Between and , overdose mortality involving benzodiazepines rose at a faster rate than did the percentage of individuals filling prescriptions and the quantity filled. From to , overdose death rates, opioid analgesic sales, and addiction treatment admissions related to opioid analgesics increased in parallel. There are several tools to assess risk of misuse and diversion prior to starting opioid analgesics. Depression and pain co-morbidity: First, increases in the total quantity filled reflected both an increase in the number of individuals filling benzodiazepine prescriptions and substantial increases in the amount each individual received. In , the age-adjusted rate of drug overdose deaths Its a no brainer about what to do here folks.

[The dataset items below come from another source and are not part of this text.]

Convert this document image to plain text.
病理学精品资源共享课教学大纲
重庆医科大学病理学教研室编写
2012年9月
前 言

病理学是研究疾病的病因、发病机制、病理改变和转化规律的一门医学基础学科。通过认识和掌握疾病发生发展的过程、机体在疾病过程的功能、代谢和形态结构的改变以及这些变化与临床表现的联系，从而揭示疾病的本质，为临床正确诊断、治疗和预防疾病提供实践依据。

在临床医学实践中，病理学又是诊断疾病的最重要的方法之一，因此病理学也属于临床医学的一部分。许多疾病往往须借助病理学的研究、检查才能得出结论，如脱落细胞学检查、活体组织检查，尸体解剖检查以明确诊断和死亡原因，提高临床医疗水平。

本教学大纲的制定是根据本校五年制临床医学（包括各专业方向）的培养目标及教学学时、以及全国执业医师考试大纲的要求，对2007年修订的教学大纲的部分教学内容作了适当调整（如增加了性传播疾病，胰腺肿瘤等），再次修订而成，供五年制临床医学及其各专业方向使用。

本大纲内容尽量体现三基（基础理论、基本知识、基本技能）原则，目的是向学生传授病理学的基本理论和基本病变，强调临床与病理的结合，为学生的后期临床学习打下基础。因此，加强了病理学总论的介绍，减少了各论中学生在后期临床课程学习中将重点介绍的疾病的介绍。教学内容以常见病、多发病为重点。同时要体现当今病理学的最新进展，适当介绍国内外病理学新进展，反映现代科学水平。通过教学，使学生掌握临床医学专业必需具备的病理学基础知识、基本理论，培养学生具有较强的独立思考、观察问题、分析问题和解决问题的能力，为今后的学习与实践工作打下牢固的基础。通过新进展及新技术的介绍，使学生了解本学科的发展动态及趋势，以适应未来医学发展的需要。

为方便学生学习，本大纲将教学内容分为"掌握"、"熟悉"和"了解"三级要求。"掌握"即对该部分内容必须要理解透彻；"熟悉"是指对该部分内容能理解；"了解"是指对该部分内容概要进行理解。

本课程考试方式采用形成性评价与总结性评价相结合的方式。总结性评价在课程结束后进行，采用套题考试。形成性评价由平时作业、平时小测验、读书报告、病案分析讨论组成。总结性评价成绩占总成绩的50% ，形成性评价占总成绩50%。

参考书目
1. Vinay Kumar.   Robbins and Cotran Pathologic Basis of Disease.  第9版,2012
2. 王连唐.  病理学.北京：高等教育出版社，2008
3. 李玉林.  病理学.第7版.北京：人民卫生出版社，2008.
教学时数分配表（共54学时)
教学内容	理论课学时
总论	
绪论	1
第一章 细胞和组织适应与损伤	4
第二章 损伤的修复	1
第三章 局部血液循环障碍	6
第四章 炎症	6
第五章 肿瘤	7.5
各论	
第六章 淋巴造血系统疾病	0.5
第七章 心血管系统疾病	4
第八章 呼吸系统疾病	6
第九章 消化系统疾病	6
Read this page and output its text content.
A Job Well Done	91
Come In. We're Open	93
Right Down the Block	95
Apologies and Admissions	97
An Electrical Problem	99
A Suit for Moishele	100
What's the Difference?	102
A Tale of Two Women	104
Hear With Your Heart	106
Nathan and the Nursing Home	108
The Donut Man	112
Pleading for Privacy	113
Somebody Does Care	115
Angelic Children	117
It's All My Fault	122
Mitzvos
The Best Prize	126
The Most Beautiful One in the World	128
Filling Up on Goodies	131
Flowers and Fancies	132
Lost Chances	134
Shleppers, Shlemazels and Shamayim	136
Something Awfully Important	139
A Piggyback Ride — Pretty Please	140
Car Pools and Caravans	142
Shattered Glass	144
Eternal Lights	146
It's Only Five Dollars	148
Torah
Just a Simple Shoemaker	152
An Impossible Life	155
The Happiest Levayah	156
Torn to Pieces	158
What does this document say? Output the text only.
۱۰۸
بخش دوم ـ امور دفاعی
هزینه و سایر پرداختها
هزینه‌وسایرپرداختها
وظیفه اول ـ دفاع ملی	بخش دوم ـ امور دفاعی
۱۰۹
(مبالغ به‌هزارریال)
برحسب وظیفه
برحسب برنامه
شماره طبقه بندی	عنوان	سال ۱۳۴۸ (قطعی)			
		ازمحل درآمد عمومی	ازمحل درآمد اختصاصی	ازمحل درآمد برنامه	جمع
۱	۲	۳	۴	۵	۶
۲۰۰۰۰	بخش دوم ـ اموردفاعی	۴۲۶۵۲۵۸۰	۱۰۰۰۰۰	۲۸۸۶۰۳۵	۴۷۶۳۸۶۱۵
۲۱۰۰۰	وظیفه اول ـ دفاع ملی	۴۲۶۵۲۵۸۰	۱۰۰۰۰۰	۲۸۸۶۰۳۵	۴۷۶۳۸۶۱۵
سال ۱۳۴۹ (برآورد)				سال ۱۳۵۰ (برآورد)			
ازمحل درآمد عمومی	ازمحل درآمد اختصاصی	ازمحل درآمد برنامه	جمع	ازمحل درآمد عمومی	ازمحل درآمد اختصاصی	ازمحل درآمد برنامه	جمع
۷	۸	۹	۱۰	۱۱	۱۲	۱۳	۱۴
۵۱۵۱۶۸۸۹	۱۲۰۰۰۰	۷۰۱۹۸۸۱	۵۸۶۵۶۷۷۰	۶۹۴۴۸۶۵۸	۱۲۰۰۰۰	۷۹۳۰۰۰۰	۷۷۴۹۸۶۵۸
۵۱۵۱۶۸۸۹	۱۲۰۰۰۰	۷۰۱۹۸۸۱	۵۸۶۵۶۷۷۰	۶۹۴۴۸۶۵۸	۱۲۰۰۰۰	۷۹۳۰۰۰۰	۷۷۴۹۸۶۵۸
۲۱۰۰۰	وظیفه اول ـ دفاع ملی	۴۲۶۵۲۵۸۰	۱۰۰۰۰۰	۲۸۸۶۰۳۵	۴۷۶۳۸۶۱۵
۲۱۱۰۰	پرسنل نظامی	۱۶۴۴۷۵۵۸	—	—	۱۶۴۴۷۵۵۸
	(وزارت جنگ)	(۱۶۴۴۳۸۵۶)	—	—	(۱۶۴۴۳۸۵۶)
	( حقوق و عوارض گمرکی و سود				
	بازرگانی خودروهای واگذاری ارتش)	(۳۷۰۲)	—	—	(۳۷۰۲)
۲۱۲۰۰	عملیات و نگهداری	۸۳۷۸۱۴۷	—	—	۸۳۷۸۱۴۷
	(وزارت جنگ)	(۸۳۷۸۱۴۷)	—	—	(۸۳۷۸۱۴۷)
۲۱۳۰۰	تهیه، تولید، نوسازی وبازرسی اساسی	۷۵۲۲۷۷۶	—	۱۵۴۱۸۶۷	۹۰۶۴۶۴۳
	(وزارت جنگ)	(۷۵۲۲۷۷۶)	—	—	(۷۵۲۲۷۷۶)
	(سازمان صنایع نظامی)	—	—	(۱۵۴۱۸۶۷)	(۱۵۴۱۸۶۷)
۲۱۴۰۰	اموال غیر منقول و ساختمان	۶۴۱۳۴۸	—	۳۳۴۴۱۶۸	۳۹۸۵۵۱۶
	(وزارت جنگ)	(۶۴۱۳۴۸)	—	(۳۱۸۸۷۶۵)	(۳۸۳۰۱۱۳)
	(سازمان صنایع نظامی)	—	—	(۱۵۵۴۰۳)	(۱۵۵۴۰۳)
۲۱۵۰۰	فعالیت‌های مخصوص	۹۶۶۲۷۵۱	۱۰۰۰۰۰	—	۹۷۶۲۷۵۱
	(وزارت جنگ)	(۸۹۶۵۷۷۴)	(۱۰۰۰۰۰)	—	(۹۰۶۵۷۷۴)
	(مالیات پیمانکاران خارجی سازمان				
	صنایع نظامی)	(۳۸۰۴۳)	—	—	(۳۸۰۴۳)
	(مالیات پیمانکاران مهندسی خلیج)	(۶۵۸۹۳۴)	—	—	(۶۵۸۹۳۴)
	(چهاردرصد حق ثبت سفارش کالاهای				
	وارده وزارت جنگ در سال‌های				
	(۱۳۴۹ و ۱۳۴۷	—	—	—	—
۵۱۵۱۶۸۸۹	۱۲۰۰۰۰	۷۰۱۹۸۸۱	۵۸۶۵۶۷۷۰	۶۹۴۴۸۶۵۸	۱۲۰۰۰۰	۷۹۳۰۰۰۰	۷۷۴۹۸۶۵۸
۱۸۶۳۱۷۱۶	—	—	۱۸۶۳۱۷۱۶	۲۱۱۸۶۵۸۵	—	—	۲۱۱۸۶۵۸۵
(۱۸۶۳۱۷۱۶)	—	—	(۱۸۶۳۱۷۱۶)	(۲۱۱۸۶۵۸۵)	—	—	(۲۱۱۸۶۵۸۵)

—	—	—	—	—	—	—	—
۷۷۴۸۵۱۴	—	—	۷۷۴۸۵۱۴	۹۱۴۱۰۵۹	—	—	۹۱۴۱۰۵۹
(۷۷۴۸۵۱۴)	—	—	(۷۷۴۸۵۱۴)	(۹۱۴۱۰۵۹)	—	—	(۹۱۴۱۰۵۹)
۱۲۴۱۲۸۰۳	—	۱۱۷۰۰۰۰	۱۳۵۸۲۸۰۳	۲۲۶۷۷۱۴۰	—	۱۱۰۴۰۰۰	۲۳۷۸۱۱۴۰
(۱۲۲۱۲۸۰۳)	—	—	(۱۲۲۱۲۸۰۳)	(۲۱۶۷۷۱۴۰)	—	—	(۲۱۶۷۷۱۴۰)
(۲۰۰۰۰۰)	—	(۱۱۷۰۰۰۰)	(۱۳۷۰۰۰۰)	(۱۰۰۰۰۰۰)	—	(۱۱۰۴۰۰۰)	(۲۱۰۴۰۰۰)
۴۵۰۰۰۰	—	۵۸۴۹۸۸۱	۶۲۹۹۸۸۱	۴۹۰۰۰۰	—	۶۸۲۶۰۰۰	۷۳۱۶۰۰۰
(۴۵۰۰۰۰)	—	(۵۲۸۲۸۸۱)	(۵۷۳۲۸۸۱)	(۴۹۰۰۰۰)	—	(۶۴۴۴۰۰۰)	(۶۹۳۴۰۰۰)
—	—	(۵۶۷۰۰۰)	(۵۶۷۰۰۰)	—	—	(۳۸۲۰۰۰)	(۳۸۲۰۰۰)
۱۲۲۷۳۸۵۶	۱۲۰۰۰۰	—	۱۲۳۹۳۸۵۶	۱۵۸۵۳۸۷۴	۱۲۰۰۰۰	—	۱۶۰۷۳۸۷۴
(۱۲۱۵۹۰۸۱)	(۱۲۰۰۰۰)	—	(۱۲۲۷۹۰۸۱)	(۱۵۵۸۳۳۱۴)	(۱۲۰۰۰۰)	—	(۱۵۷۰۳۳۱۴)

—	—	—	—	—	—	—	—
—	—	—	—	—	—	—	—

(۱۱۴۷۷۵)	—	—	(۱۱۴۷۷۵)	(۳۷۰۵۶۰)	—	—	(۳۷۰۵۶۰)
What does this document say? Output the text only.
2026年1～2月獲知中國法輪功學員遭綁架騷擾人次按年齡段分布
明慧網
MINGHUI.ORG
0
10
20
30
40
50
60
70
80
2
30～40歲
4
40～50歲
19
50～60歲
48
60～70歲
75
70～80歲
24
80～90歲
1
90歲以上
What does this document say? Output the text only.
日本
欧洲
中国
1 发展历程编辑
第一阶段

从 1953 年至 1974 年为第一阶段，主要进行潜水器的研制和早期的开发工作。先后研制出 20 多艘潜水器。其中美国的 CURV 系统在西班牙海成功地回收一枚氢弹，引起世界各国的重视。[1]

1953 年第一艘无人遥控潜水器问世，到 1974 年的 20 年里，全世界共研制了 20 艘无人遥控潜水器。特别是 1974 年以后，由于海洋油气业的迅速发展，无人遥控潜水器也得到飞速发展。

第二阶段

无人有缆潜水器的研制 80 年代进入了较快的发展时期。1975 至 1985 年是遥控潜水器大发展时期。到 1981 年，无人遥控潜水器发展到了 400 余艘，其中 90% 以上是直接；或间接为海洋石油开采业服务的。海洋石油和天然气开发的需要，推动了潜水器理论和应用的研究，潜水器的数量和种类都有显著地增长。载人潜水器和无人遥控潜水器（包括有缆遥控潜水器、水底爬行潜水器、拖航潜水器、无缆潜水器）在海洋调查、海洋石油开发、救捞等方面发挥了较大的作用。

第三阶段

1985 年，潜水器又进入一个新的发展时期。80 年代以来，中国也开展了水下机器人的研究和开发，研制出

Hennessy conceptualized and designed the study and performed statistical analysis. Starrels supervised the study. To describe trends in benzodiazepine prescriptions and overdose mortality involving benzodiazepines among US adults. Between and , the percentage of adults filling a benzodiazepine prescription increased from 4. The quantity of benzodiazepines filled increased from 1. The overdose death rate increased from 0. Benzodiazepine prescriptions and overdose mortality have increased considerably.
Fatal overdoses involving benzodiazepines have plateaued overall; however, no evidence of decreases was found in any group. Interventions to reduce the use of benzodiazepines or improve their safety are needed. We investigated trends in prescriptions of benzodiazepines and fatal overdoses involving benzodiazepines among adults in the United States. We obtained data on filled benzodiazepine prescriptions from the Medical Expenditure Panel Survey.
To calculate the total quantity of benzodiazepine prescriptions filled each year, we summed the quantity of each benzodiazepine type and converted to milligram lorazepam equivalents. Overdose deaths involving benzodiazepines were extracted from multiple-cause-of-death data from the Centers for Disease Control and Prevention from to This captures all overdose deaths determined by the physician, medical examiner, or coroner to involve a benzodiazepine, including those involving other medications or illicit drugs.
To describe trends over time, we used the Joinpoint Regression Program Version 4. We summarized trends between joinpoints by calculating an annual percent change. We summarized overall trends by calculating the average annual percent change over the entire study period. A full description of the study methods is provided in the Appendix available as a supplement to the online version of this brief at http: Similarly, the percentage of adults filling a benzodiazepine prescription increased from 4.
The total quantity of benzodiazepines filled more than tripled from 1. In , the most common indications for benzodiazepine prescription were anxiety disorders The rate of overdose deaths involving benzodiazepines increased more than 4-fold from 0. Trends in prescriptions and overdose mortality varied between demographic groups Appendix, Table A, and Figure A, available as supplements to the online version of this brief at http: Despite an overall plateau in the rate of overdose deaths involving benzodiazepines, this rate continued to increase throughout the study period for adults aged 65 or older and for Black and Hispanic participants.
Between and , overdose mortality involving benzodiazepines rose at a faster rate than did the percentage of individuals filling prescriptions and the quantity filled. This could be the result of several factors. First, increases in the total quantity filled reflected both an increase in the number of individuals filling benzodiazepine prescriptions and substantial increases in the amount each individual received.
Among people who filled benzodiazepine prescriptions, the median quantity filled over the year more than doubled between and , suggesting either a higher daily dose or more days of treatment, which potentially increased the risk of fatal overdose. The proportion of fatal overdoses involving diverted versus prescribed benzodiazepines is unknown. Finally, increases in alcohol use or combining benzodiazepines with other medications e.
Future research should examine the roles of these potential mechanisms to identify effective policy interventions to improve benzodiazepine safety. In particular, as underscored by several recent reports, 6,10,12 interventions to reduce concurrent use of opioid analgesics or alcohol with benzodiazepines are needed. This study had several limitations. First, the Medical Expenditure Panel Survey was limited to the civilian, noninstitutionalized population, whereas institutionalized patients, such as those in correctional facilities or skilled nursing facilities, are likely to have different rates of benzodiazepine use and overdose.
Second, variation in methods used to characterize deaths over time and between states may have led to misclassification. States vary in methods used to characterize deaths, including use of toxicological testing. Third, we could not analyze long-term versus short-term use of benzodiazepines over time because the duration of treatment of prescriptions i. These categories are not mutually exclusive and therefore cannot be summed. Skip to main content. Drugs Involved in U. The figure above is a bar chart showing the total number of U.
These categories were equal in Since then, deaths involving both cocaine and opioids have more than doubled, while cocaine deaths not involving opioids have increased by only nine percent. Included in this number are opioid analgesics, along with heroin and illicit synthetic opioids. The chart is overlayed by a line graph showing the number of deaths of females and males.
From to there was a 2. Non-methadone synthetics is a category dominated by illicit fentanyl, and has been excluded to more accurately reflect deaths from prescription opioids. From to there was a 1.